5). Of the banknotes subjected to the prediction error process as described above, those that are determined to be counterfeit are determined to be counterfeit, and those that are determined to be genuine are further subjected to identification processing using the second wavelength light. . This discrimination process employs a method of using a separation mask for counterfeit bill discrimination to discriminate banknote data to be used in the process and increasing the calculation speed. A method of creating a counterfeit judgment mask will be described with reference to FIG. In order to create a separation mask, a point where the total scale (the number of points used for determination) is within 10 points and the distance scale from the genuine bill (see Equation 2) can be taken large is GA
(Genetic algorithm), and optimization for improving the separation accuracy between a fake note and a true note, which will be described later, and for increasing the calculation speed was performed.

(Equation 2) The standard deviation (σ) of genuine bill is used to calculate the gene evaluation scale.
And the value (Fmin) closest to the genuine bill in the modified bill data. Re-identification is performed using the separation mask thus obtained. This is because, in order to separate a counterfeit bill erroneously identified as a genuine bill from the original genuine bill in the identification processing based on the prediction in the step S2, the sum of squared differences between the masked genuine bill reference waveform and the input waveform is calculated. This is the step of calculating and identifying.

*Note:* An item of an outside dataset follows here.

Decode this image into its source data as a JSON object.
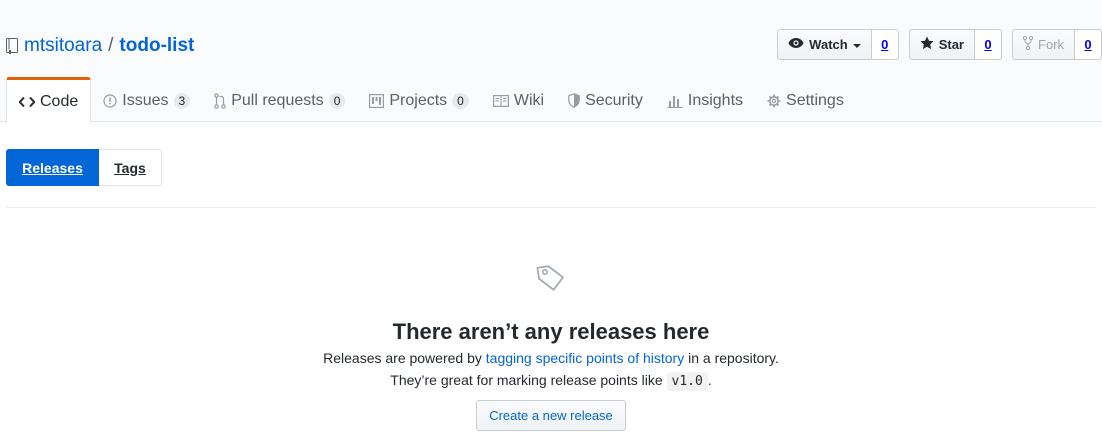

According to the present invention, as described above, the authenticity is determined by the identification processing using the first wavelength light, and then the authenticity is determined using the second wavelength light, so that the identification difficulty is high. The effect of accurately identifying counterfeit bills can be expected.

[Brief description of the drawings]

FIG. 1 is a flowchart showing an embodiment of a bill discriminating method according to the present invention.

FIG. 2 is a flowchart of a denomination / direction determination process.

FIG. 3 is a conceptual diagram of a denomination / direction determination process.

FIG. 4 is a flowchart illustrating a conveyance deviation width calculation method.

FIG. 5 is a flowchart illustrating a method of selecting data at a plurality of locations from input data.

FIG. 6 is a conceptual diagram of a prediction process using an irregular component such as a stain.

FIG. 7 is a flowchart of a pre-processing.

FIG. 8 is a flowchart of a bill insertion process.

FIG. 9 is a conceptual diagram illustrating a method for creating a counterfeit note determination mask.

Claims (3)

[Claims] 1. A first step of judging a genuine note or a counterfeit note from an image of a banknote to be identified captured using light of a first wavelength, and light of a second wavelength different from the first wavelength. And a second step of judging a genuine bill or a fake bill based on representative pixel data selected by an imitation bill determination mask of an image of a bill to be identified taken in using the method. 2. The method according to claim 1, wherein the mask is optimized using a genetic algorithm. 3. The bill discriminating method according to claim 1, wherein the second step is applied to an image of a bill to be discriminated determined as a genuine note in the first step.